Here's a good article outlining limiters: http://music.tutsplus.com/tutorials/a-beginners-introduction-to-limiters--audio-1071
It gets somewhat technical, but any answer beyond a superficial one inherently will. Let me try, though!
The main option you'll be looking at on any limiter is the "out ceiling," which is the absolute maximum volume level that will be allowed - that means anything that goes louder than your "out ceiling" will be "forced down" in level to meet the out ceiling. Still with me?

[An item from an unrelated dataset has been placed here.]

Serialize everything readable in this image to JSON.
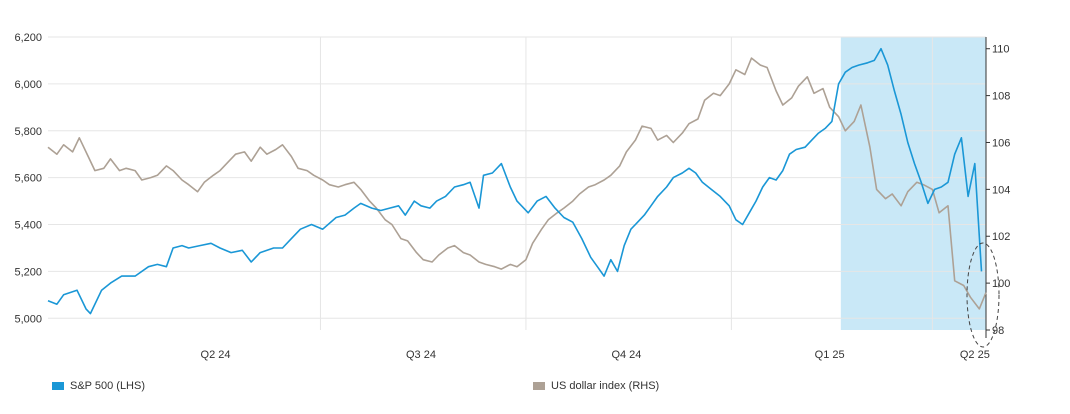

To give that a specific example with numbers, the "loudest thing possible" on most limiters should be 0.0 dB (weird, I know) and anything softer than that will be in the negative numbers (I don't make these systems up). Since hitting 0.0 will typically register as peaking/clipping, you could set your out ceiling to say, -0.1 or -0.2, which would allow sound to get right up to "as loud as possible," but keep it from actually going over the top. This in general is a good way to ward off distortion - sound can occasionally have random, brief spikes in volume, and having something in there to automatically take the edge off these brief moments of excessively loud sound can save you time mixing - and if you're in software without really detailed mixing tools, it can prevent distortion you otherwise can't fix.
This is the general, broad-slice look at it. Beware though, if something goes ridiculously louder than the limiter's out ceiling, you can still get distortion - so it's a good safety net, but not a guaranteed fix-all. In those cases, adjusting the level of the offending audio clip is still the way to go.